You may see items offered for sale on social media. They could be lotions or detergent.
As News 13's Tyler Waggenspack tells us when a consumer uses coupons to buy groceries, then resells them at home, experts say it's illegal.
"You have to be very careful."
Coupons can help with budgeting, but buying items and reselling them as "stockpiles" can be illegal.
"There's potential legal ramifications with doing this," said Detective John Hatcher with Casper Police.
According to couponinformation.com reselling stockpiles violates terms that manufacturers create themselves.
It could lead to civil lawsuits.
"I believe everyone manufactures coupons prohibits the use of coupons purely for the intention of buying for resale," said Bud Miller from the Coupon Information Corporation.
Another problem is health code violations. Stock items lose their value sitting on shelves for extended periods of time.
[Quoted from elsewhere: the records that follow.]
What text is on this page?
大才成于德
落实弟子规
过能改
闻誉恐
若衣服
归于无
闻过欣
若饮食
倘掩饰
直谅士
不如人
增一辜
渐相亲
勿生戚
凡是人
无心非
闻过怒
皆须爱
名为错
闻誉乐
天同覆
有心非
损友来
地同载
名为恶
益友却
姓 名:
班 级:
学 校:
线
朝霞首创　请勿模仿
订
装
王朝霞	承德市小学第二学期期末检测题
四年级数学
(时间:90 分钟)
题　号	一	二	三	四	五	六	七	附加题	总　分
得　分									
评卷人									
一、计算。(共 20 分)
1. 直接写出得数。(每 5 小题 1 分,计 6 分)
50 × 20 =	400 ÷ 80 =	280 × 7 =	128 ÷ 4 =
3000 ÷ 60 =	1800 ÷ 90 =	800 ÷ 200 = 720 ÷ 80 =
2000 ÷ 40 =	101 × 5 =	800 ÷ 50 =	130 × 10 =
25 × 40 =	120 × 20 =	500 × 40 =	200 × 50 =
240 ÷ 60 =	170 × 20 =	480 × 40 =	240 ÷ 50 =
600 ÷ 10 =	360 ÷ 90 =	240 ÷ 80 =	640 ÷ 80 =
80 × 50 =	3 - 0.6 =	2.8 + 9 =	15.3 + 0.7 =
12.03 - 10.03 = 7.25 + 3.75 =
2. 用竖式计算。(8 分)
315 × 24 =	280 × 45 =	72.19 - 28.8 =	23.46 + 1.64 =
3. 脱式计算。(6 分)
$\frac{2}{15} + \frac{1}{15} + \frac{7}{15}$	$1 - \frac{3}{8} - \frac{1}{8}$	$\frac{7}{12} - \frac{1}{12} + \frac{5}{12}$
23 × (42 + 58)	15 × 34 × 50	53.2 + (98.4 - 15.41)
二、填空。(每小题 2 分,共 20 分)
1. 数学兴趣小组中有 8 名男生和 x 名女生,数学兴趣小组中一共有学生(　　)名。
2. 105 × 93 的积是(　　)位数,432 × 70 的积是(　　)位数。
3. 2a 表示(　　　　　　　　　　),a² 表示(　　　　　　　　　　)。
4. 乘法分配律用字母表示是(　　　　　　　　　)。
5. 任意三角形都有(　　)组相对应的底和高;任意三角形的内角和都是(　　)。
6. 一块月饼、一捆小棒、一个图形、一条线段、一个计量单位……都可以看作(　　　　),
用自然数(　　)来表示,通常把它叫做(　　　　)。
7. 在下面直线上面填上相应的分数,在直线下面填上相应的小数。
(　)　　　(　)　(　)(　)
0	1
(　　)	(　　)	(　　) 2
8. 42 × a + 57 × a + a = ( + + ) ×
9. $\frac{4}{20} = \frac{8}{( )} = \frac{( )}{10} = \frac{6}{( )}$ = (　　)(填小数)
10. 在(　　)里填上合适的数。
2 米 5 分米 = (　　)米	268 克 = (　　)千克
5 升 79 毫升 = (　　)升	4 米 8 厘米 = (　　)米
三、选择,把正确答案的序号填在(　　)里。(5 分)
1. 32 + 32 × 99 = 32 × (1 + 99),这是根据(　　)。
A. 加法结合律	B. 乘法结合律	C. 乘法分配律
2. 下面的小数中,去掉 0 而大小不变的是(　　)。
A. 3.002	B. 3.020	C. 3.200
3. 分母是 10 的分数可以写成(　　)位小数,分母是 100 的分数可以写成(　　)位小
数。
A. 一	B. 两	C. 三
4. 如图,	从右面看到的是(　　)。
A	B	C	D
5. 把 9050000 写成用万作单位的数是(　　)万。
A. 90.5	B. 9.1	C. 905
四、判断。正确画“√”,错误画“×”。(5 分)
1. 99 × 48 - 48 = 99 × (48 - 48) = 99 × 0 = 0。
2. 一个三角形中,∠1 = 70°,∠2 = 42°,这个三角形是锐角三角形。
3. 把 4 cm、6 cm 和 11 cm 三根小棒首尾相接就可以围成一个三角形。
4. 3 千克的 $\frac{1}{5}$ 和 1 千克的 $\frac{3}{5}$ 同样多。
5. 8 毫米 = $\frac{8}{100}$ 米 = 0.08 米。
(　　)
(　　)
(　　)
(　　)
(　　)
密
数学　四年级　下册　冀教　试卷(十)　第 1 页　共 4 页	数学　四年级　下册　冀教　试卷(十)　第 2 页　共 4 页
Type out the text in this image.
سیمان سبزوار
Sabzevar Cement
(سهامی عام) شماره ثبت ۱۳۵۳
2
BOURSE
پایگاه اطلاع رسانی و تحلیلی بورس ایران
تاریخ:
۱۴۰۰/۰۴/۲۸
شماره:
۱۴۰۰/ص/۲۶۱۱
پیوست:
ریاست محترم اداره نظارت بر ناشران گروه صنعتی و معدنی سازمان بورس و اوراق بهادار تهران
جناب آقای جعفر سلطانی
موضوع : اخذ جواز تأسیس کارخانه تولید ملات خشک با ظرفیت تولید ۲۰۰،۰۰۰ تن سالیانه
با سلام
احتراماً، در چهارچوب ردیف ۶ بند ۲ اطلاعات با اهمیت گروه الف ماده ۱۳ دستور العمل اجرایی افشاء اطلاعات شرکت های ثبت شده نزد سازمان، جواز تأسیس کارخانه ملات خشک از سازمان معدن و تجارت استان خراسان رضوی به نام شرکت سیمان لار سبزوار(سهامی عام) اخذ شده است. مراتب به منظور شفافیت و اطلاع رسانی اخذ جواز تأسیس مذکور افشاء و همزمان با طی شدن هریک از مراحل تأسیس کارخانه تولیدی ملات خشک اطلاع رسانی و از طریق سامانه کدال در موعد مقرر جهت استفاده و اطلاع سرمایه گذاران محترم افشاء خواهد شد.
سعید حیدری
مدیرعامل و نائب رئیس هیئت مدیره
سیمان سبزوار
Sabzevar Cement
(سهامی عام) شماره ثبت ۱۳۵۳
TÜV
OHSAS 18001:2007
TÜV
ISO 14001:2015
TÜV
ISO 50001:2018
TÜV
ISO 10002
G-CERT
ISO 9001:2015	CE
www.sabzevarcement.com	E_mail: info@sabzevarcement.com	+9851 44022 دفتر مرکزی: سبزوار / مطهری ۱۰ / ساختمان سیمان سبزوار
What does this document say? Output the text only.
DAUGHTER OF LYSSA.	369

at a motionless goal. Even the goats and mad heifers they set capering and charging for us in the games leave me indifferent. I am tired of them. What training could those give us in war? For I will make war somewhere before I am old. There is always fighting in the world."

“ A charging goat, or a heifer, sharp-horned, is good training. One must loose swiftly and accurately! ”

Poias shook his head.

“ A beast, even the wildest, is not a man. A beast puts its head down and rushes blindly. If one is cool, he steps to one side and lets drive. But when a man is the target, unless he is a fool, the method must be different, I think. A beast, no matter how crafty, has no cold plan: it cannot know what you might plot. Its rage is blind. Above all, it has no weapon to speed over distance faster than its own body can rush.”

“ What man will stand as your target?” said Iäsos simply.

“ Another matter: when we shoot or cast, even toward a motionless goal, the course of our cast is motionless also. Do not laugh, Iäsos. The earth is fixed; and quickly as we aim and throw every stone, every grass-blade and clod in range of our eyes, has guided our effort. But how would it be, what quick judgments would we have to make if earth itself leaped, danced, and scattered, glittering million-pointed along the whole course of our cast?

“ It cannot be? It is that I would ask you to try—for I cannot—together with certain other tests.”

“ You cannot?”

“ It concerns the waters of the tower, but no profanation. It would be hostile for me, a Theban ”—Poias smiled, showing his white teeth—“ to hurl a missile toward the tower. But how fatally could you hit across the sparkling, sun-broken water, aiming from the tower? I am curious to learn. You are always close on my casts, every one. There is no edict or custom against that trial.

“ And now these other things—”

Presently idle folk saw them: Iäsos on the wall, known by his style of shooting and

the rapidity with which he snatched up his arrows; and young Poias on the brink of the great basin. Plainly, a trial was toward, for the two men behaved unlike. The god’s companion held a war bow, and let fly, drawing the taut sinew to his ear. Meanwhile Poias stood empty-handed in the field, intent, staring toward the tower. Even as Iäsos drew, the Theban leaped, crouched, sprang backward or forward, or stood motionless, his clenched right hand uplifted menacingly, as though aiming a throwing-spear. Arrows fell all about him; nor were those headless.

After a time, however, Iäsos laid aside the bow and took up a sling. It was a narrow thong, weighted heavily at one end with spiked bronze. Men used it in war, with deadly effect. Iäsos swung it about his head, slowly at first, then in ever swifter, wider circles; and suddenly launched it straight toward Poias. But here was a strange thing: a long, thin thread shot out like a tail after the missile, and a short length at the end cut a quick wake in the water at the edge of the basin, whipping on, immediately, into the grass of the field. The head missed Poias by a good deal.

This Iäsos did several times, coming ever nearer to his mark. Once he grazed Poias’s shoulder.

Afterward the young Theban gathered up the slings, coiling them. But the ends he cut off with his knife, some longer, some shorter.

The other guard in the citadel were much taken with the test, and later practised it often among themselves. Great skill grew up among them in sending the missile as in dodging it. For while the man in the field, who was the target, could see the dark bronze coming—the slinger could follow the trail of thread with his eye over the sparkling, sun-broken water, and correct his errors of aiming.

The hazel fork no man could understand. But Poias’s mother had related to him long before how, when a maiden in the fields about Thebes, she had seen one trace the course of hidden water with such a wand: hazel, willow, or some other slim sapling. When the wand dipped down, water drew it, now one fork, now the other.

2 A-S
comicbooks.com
Miller warns people in this case.
"They have to be very careful. You don't get those safeguards from somebody who's storing product in their basement or their garage or reselling it at a flea market."
Coupon decoding also remains a problem where counterfeit coupons are used for purchases, and those items get resold.
"Using counterfeit coupons or coupon decoding, you can definitely get into some very illegal activity that have some substantial penalties."
Casper Police say there are no known cases of stockpiling or coupon
decoding at this this time.
News 13 also spoke with one manufacturer who says they personally give consumers coupon at their requests, preventing possible fraud.